Essa espera tem custo concreto. Estudos recentes da Brookings Institution indicam que a incerteza regulatória tende a reduzir investimentos em setores intensivos em tecnologia, pois decisões corporativas dependem de horizontes de longo prazo que a indefinição legislativa compromete. Para empresas que estruturam projetos de IA para acessar editais federais, a ausência de um marco legal é risco real: protocolos de governança de dados, responsabilização por decisões automatizadas e conformidade regulatória compõem parte substancial da avaliação de maturidade tecnológica que os avaliadores exigem. Sem essa base, projetos bem concebidos perdem pontos em critérios que deveriam ser apenas formais.
É necessário, porém, resistir à narrativa simplificada de que regulação e inovação são opostos. O que freia a inovação não é a regra em si, é a dúvida sobre qual será aplicada e quando. O AI Act europeu, aprovado em 2024, produziu efeito contrário ao temido: empresas antes operavam em zona cinzenta e passaram a investir com maior segurança jurídica, e um mercado inteiramente novo de compliance de IA emergiu na Europa. O PL 2.338 segue lógica similar, adotando abordagem baseada em risco: sistemas de risco excessivo são proibidos e os demais operam com transparência e responsabilização, o que, na prática, cria ambiente mais previsível para quem investe e inova.

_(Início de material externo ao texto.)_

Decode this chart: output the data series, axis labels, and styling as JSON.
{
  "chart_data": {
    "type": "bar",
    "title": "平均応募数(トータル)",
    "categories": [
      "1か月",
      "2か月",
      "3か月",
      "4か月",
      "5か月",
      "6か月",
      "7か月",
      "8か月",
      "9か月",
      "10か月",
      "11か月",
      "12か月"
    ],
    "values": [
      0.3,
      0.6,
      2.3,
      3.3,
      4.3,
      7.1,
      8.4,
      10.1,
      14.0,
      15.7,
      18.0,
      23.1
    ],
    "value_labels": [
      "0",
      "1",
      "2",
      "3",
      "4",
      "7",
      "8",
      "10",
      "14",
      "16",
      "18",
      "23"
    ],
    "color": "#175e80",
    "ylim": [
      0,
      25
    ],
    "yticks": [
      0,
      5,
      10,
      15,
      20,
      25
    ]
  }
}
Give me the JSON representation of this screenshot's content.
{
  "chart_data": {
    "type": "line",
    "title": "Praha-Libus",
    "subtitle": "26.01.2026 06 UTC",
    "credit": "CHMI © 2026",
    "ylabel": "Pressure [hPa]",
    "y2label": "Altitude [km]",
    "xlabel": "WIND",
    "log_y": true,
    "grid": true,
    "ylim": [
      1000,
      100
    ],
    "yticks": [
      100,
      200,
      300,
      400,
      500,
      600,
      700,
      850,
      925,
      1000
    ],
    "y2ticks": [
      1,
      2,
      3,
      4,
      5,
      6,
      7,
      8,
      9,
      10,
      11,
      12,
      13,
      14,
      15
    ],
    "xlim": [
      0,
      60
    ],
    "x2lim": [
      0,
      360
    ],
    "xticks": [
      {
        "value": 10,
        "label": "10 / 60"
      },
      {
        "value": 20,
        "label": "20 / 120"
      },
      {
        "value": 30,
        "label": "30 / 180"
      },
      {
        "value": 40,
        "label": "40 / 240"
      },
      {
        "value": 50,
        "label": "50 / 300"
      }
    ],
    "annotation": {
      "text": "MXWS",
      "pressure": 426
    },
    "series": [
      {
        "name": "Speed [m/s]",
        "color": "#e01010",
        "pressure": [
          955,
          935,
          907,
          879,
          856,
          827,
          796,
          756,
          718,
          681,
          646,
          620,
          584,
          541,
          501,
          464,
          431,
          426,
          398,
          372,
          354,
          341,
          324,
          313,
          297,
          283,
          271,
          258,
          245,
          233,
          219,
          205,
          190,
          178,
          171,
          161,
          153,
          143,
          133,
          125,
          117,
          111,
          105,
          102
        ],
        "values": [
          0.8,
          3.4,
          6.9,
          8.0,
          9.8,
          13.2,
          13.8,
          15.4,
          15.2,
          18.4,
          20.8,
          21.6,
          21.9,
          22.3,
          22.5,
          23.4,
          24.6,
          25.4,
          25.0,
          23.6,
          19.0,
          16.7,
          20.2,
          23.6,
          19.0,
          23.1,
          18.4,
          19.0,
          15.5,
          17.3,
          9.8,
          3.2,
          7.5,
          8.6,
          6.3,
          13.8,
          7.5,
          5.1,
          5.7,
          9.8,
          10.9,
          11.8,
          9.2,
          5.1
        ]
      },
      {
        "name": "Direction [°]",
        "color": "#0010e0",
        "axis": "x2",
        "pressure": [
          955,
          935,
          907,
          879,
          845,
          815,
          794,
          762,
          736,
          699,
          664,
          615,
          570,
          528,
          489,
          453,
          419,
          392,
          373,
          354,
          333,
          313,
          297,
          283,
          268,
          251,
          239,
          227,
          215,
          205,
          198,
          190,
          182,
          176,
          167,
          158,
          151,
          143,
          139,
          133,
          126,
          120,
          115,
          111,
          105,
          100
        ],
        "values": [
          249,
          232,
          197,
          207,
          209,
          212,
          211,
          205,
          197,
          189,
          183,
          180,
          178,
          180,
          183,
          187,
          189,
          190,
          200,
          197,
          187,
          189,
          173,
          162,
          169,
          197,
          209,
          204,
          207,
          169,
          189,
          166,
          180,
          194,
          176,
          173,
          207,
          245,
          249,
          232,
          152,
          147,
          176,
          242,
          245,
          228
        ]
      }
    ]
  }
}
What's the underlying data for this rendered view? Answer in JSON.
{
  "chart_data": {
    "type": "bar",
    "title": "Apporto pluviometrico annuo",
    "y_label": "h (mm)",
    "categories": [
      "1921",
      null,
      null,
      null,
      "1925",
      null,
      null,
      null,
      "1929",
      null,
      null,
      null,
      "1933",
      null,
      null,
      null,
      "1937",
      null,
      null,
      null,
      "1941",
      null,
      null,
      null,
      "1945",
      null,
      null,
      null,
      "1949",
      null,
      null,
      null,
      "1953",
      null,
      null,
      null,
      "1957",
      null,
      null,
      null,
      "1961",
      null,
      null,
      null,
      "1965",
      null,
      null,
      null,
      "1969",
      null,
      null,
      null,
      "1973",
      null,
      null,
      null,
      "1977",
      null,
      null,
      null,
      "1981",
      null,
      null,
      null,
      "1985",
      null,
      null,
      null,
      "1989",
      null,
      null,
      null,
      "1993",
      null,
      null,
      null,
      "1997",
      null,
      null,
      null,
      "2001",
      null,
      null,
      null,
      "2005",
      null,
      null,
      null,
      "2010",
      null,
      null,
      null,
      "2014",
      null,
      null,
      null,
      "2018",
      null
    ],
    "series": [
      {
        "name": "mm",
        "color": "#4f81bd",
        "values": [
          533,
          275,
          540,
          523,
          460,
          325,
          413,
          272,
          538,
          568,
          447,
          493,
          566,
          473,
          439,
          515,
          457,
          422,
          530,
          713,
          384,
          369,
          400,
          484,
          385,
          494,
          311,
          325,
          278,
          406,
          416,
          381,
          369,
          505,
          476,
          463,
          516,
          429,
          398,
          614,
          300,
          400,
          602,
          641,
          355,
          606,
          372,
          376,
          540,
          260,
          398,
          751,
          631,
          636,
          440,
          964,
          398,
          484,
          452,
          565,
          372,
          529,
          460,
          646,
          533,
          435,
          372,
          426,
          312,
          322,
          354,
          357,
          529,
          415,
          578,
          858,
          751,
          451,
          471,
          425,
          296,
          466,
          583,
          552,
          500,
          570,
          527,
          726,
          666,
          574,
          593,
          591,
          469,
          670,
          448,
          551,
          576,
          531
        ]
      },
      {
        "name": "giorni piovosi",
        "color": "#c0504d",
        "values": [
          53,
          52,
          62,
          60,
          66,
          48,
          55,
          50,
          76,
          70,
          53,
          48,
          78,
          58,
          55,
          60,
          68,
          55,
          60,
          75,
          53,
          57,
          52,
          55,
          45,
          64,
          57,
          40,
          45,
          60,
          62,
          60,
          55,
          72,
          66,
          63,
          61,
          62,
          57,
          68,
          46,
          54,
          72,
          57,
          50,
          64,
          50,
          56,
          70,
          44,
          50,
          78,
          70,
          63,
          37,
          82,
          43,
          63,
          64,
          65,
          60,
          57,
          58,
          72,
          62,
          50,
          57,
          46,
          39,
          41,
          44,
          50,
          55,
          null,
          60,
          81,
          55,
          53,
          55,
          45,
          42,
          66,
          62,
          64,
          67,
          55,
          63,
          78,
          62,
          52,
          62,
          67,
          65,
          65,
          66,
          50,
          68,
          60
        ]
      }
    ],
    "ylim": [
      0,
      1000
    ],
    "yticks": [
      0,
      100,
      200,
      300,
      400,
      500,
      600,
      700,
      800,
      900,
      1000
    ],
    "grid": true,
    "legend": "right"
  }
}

Para o empresário que lê estas linhas, a mensagem é direta: a aprovação do marco legal da IA no Brasil, independentemente do prazo exato, já é fato consumado do ponto de vista estratégico. As empresas que chegarem ao momento da votação com governança de dados estruturada, modelos documentados e políticas internas de uso responsável sairão à frente nos processos de habilitação de editais de fomento, nas relações com clientes e parceiros e na competitividade de médio prazo. Inovação sem governança não escala. E, no Brasil de 2026, governar bem a IA é tanto vantagem competitiva quanto condição de acesso a recursos.